Quant aux annonces chinoises, on ne dispose que de peu de détails. Elles sont construites sur un dérivé de Schnorr et se targuent de n’avoir besoin que de 372 qubits (hors portes logiques internes) pour une clef de 2048 bits. Cette valeur est extrapolée de la factorisation (théorique ?) avec seulement 10 qubits du nombre 261 980 999 226 229 qui lui est sur 48 bits. 

Peut-être. Ce chiffre semble étonnant, mais mes maigres connaissances en mathématique me rendent illégitime pour porter un jugement. Deux points sont quand même à souligner : d’une part 372 qubits logiques supposent une quantité rédhibitoire de qubits physiques et d’autre part ce papier, loin d’être validé, est fortement décrié par les spécialistes de la chose. Le doute est permis. 
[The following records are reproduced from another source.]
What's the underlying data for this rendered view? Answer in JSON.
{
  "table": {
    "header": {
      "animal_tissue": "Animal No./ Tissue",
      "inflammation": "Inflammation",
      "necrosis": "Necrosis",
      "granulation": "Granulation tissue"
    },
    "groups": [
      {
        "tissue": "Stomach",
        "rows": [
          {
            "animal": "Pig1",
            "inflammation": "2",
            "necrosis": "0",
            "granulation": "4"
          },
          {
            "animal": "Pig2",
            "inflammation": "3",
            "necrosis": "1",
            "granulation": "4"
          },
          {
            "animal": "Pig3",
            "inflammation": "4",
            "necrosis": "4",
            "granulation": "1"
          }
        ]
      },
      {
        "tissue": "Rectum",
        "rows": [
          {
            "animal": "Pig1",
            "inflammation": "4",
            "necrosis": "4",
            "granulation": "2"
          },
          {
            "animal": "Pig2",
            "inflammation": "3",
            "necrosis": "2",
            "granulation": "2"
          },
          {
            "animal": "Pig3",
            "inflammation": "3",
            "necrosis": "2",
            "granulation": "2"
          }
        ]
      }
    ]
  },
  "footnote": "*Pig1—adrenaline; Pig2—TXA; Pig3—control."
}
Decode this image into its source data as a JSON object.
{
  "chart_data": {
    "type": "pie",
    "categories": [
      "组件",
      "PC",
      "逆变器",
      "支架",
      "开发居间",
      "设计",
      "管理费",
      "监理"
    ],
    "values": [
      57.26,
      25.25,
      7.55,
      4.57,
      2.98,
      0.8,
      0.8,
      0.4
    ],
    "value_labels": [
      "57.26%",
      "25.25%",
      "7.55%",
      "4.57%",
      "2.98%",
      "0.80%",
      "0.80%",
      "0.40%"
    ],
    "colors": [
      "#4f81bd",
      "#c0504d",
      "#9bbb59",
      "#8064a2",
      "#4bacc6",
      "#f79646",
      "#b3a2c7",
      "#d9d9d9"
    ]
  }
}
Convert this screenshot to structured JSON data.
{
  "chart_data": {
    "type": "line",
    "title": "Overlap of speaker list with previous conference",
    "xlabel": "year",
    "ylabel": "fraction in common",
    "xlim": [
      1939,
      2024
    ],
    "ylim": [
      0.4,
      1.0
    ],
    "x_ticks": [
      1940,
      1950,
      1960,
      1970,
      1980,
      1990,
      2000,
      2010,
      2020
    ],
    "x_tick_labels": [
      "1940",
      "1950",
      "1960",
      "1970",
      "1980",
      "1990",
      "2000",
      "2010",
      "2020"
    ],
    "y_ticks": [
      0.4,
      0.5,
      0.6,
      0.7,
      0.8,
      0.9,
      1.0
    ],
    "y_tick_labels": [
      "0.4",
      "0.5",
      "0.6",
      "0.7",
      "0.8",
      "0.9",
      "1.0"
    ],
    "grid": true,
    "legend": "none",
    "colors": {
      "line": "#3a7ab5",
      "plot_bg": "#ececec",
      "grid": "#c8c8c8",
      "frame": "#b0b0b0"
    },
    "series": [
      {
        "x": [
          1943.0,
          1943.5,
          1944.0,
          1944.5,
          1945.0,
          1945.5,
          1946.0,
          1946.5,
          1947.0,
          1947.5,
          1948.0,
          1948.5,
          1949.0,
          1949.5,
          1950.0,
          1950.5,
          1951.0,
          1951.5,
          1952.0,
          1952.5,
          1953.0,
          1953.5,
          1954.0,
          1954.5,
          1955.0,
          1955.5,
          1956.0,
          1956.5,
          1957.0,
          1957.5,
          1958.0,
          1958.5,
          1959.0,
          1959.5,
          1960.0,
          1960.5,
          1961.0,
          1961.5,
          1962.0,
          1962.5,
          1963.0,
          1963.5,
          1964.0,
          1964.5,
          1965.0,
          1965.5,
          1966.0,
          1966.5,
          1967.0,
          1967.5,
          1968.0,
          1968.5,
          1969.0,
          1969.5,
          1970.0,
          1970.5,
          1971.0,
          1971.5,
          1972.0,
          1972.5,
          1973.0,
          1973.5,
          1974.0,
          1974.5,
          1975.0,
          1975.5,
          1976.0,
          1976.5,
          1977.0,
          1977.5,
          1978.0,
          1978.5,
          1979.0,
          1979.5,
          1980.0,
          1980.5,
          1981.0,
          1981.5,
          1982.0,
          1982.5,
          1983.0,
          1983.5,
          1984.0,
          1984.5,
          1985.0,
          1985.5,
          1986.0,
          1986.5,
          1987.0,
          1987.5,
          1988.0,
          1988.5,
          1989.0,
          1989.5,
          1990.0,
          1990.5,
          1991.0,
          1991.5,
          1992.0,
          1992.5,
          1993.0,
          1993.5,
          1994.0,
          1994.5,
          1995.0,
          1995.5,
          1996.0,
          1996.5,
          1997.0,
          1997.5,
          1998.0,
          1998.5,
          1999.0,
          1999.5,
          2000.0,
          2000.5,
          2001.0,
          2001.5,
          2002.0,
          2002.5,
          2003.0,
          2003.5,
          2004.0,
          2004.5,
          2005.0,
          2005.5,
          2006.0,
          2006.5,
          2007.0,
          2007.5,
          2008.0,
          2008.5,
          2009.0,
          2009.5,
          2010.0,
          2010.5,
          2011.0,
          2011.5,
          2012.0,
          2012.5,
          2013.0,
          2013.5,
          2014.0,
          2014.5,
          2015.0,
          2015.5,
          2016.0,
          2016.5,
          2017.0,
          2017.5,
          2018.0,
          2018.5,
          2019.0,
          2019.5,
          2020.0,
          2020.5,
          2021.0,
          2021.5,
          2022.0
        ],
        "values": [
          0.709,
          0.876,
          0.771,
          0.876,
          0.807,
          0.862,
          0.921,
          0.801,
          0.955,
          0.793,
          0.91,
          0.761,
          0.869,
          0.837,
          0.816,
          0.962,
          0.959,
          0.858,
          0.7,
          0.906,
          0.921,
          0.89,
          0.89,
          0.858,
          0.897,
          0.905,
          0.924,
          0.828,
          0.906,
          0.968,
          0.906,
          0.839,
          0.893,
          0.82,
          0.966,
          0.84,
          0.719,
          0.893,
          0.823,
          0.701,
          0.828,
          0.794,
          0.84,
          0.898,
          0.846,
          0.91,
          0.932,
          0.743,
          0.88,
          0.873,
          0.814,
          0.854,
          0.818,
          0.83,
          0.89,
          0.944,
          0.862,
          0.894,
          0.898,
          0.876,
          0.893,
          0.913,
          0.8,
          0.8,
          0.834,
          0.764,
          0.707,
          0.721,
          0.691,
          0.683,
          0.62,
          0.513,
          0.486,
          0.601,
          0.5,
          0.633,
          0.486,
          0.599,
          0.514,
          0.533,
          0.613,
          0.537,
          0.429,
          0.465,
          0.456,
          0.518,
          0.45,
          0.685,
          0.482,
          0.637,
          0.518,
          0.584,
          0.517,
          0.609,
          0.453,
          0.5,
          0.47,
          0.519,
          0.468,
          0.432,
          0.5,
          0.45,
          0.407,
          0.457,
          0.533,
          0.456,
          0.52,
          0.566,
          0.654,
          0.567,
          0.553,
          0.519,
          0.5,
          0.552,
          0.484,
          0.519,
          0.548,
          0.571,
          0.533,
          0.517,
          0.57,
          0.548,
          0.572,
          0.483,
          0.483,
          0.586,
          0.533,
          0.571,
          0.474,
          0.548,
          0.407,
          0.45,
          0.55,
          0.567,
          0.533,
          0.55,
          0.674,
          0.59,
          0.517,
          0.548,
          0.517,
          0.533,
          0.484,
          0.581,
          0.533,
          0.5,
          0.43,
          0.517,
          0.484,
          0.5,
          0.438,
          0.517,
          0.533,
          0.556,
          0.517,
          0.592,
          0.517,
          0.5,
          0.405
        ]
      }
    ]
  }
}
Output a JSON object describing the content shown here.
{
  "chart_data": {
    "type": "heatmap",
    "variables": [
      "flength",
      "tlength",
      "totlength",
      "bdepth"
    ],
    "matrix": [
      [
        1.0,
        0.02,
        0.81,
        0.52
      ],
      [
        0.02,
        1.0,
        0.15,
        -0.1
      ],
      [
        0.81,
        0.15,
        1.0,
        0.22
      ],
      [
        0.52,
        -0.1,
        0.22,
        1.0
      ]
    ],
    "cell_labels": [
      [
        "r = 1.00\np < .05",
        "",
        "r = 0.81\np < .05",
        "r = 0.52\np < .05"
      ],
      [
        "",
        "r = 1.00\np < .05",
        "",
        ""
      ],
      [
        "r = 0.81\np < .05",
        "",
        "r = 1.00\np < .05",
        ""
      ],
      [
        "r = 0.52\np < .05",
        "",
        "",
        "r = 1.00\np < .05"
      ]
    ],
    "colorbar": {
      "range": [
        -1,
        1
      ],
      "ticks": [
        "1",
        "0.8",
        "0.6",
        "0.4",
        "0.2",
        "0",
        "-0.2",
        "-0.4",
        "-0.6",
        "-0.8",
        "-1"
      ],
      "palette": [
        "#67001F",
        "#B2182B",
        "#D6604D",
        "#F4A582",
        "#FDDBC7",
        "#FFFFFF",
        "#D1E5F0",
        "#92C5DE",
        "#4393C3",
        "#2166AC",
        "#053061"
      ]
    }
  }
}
En bref : Feynman dans le texte

Feynman a rapidement eu l’intuition que la simulation des phénomènes quantiques poseraient des problèmes aux ordinateurs classiques : « Ne serait-il pas plus facile de simuler la physique quantique si les ordinateurs étaient eux-mêmes quantiques ? »

Mon ressenti est que autant il y a un sens de faire de la simulation quantique avec un système quantique, autant vouloir aligner des bits quantiques comme on aligne des bits informatique frise l’aporie. Les dures lois de la physique quantique se rappellent à nous dès que l’on cherche à faire un copier-coller de notre informatique familière. 

Sources et bonnes lectures

    Parmi les sources de références on trouve bien entendu les papiers académiques de Peter Shor, (https://arxiv.org/pdf/quant-ph/9508027.pdf), Claus-Peter Schnorr (https://eprint.iacr.org/2021/933.pdf) ainsi que l’étude chinoise (https://arxiv.org/pdf/2212.12372.pdf) mais ils sont sans ambiguïté à l’intention d’un public averti. 

Les sources citées ci-dessous sont avant tout des lectures de vulgarisation relativement accessibles.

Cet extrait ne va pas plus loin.